Al principio, pensé que se trataba de algún problema del ordenador. Empecé de nuevo, regresé al menú principal, elegí el tipo de información que deseaba, tecleé el nombre de Okking y esperé.

Máshi. Nada.

Estaba seguro de que era obra de Okking. Había borrado sus huellas como Khan, su muchacho, hacía ahora. Si quería viajar a Europa, al país natal de Okking, me enteraría de algo más sobre él, pero sólo hasta el momento en que salió de allí para venir a la ciudad. A partir de entonces, no existía, oficialmente hablando.

Tecleé Universal Export, el nombre clave del grupo de espionaje de James Bond. Lo había visto en un sobre encima del escritorio de Okking. No había entradas.

Lo intenté con James Bond sin esperanza y no conseguí nada, igual que con Xarghis Khan. El verdadero Khan y el «verdadero» Bond nunca habían visitado la ciudad, así que ninguno de los dos tenían su archivo.
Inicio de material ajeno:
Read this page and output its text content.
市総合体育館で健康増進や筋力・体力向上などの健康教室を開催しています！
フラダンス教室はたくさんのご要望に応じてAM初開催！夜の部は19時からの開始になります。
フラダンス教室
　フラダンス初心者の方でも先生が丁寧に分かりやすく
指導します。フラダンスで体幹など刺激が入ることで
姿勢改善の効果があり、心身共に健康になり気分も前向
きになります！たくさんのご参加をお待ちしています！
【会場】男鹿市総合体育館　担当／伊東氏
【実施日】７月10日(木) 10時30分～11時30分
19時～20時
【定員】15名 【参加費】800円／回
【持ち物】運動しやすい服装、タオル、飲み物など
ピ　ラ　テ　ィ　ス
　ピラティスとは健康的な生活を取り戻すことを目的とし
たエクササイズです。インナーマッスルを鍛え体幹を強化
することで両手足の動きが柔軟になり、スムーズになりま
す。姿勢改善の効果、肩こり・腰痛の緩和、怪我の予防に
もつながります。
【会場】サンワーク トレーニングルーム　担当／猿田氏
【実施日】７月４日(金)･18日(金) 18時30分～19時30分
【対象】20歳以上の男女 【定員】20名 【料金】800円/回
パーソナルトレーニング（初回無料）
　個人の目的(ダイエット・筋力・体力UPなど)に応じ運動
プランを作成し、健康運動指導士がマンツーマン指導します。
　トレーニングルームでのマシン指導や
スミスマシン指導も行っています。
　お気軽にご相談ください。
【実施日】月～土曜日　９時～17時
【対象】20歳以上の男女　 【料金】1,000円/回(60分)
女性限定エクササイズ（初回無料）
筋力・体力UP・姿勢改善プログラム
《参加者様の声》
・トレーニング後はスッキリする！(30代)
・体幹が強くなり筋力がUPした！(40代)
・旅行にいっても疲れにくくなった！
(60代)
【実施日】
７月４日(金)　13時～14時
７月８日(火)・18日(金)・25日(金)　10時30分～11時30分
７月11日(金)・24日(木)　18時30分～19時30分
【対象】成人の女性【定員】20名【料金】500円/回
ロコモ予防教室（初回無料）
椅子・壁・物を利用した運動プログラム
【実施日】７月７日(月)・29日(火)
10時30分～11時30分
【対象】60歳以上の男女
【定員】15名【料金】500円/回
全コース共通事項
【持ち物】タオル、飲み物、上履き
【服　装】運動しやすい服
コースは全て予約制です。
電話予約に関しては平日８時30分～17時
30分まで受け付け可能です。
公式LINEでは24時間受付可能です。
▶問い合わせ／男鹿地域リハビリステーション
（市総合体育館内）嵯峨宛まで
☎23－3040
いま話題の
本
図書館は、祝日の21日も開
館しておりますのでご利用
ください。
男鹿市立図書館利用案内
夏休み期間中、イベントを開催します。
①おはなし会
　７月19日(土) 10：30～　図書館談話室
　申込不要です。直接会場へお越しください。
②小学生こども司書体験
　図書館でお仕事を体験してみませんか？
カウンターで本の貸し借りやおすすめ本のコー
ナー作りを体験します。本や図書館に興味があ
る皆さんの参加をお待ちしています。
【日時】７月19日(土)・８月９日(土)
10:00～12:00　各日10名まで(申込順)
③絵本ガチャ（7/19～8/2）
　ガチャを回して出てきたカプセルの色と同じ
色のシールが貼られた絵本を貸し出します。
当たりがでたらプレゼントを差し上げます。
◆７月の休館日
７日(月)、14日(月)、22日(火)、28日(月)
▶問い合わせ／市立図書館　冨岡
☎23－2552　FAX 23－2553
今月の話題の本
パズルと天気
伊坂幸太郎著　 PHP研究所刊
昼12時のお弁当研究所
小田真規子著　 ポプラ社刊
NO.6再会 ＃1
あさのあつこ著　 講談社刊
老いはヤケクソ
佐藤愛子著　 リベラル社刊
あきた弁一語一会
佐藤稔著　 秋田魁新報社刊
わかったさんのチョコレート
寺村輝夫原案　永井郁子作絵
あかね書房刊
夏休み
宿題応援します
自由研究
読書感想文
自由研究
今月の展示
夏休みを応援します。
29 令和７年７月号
Pensé en otras personas a las que pudiera espiar —Yasmin, Friedlander Bey o incluso yo mismo—; pero decidí no satisfacer mi curiosidad hasta una ocasión menos urgente. Entré el nombre de Hajjar y me quedé atónito con lo que leí. Era dos años más joven que yo, jordano, con un arresto moderadamente largo antes de llegar a la ciudad. El perfil psicológico coincidía punto por punto con mi estimación de él. «No te atreviste a confiar en él porque podría correr con un camello a la espalda. » Era sospechoso de pasar drogas y dinero a los prisioneros. En cierta ocasión, fue investigado por la desaparición de una gran cantidad de propiedades confiscadas, pero no se sacó nada en claro. El archivo policial señalaba la posibilidad de que Hajjar se estuviera aprovechando de su posición en la policía y vendiera su influencia a ciudadanos particulares u organizaciones criminales. El informe sugería que no estaba libre de abusos de autoridad como extorsión, fraude organizado y conspiración entre otras transgresiones de la ley.

¿Hajjar? Vamos, ¿a quién se le habría ocurrido semejante idea? Que Alá nos guarde.

Sacudí la cabeza con tristeza. Cualquier Departamento de Policía del mundo es idéntico a otro en dos aspectos: tendencia a abrirte la cabeza a la menor provocación e incapacidad para ver la simple verdad aunque esté ante ellos tendida con las piernas abiertas. La policía no refuerza las leyes, y no pone manos a la obra hasta que se transgreden. Resuelven crímenes con un penoso porcentaje de éxito. En el caso de ser honestos, los policías son una especie de equipo de secretarias que registran los nombres de las víctimas y las declaraciones de los testigos. Al cabo de bastante tiempo, pueden borrar impunemente su información de la copia del sistema de archivos para dejar sitio a otros.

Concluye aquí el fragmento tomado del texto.